Sans qu'il me soit nécessaire d'aller plus avant dans la critique de ce projet de loi bien mal ficelé, vous avez compris, mes chers collègues, qu'il ne m'apparaît ni pertinent ni opportun de l'adopter en l'état. Il est le fruit d'une précipitation et d'un manque de concertation.
Madame la garde des sceaux, le risque majeur du corporatisme pointe et condamne d'ores et déjà définitivement cette réforme, à laquelle le Gouvernement serait bien avisé de renoncer.
Ainsi, après la suppression des jurés populaires dans les tribunaux correctionnels, la suppression d'une majorité de non-magistrats au sein du CSM va clairement à l'encontre du rapprochement entre les Français et leur justice voulu par la précédente majorité. Couper la justice du peuple français est une faute. Quel pouvoir peut se revendiquer d'une légitimité quand il n'est pas élu et quand il lui arrive, par pure idéologie, de refuser ostensiblement d'appliquer des lois pourtant votées par la représentation nationale ?
Ce Gouvernement se recroqueville sur lui-même en refusant de rendre des comptes, comme l'a récemment démontré la déplorable affaire dite du « mur des cons », d'autant que vous avez expressément renoncé, madame la garde des sceaux, à saisir l'Inspection des services judiciaires. Imaginez les dégâts que cette image de juges irresponsables provoque dans l'opinion publique !

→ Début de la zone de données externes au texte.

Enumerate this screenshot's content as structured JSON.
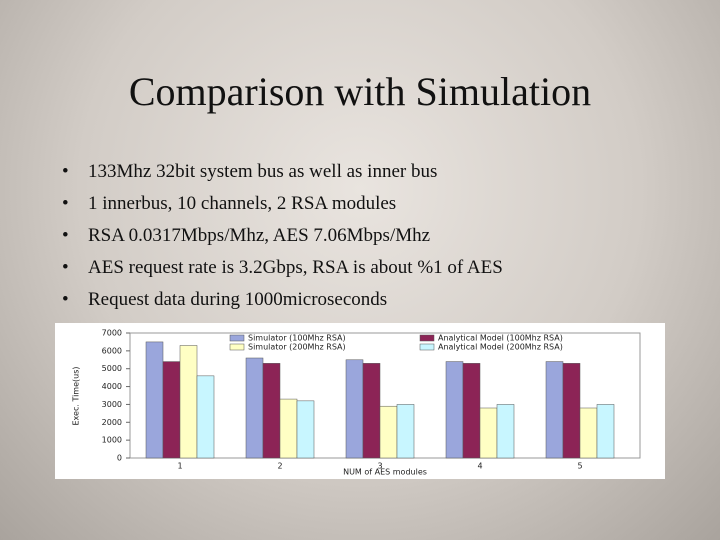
{
  "title": "Comparison with Simulation",
  "bullets": [
    "133Mhz 32bit system bus as well as inner bus",
    "1 innerbus, 10 channels, 2 RSA modules",
    "RSA 0.0317Mbps/Mhz, AES 7.06Mbps/Mhz",
    "AES request rate is 3.2Gbps, RSA is about %1 of AES",
    "Request data during 1000microseconds"
  ],
  "chart_data": {
    "type": "bar",
    "categories": [
      "1",
      "2",
      "3",
      "4",
      "5"
    ],
    "x_label": "NUM of AES modules",
    "y_label": "Exec. Time(us)",
    "ylim": [
      0,
      7000
    ],
    "yticks": [
      0,
      1000,
      2000,
      3000,
      4000,
      5000,
      6000,
      7000
    ],
    "series": [
      {
        "name": "Simulator (100Mhz RSA)",
        "color": "#9aa6dc",
        "values": [
          6500,
          5600,
          5500,
          5400,
          5400
        ]
      },
      {
        "name": "Analytical Model (100Mhz RSA)",
        "color": "#8c2456",
        "values": [
          5400,
          5300,
          5300,
          5300,
          5300
        ]
      },
      {
        "name": "Simulator (200Mhz RSA)",
        "color": "#ffffc4",
        "values": [
          6300,
          3300,
          2900,
          2800,
          2800
        ]
      },
      {
        "name": "Analytical Model (200Mhz RSA)",
        "color": "#c8f6ff",
        "values": [
          4600,
          3200,
          3000,
          3000,
          3000
        ]
      }
    ]
  }
}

Enfin, ce pouvoir est isolé dans sa tour d'ivoire, et quelquefois dans sa tour de Babel, car il confond tout. Il confond le statut et le rôle du procureur et du juge : madame la garde des sceaux, vous alignez ces deux fonctions sur un même modèle de nomination, de discipline et d'avancement ; vous vous privez de la possibilité de leur donner des instructions. Vous dites que vous allez mener une action publique, dont vous êtes responsable devant le pays, mais vous vous privez de tous les moyens de le faire.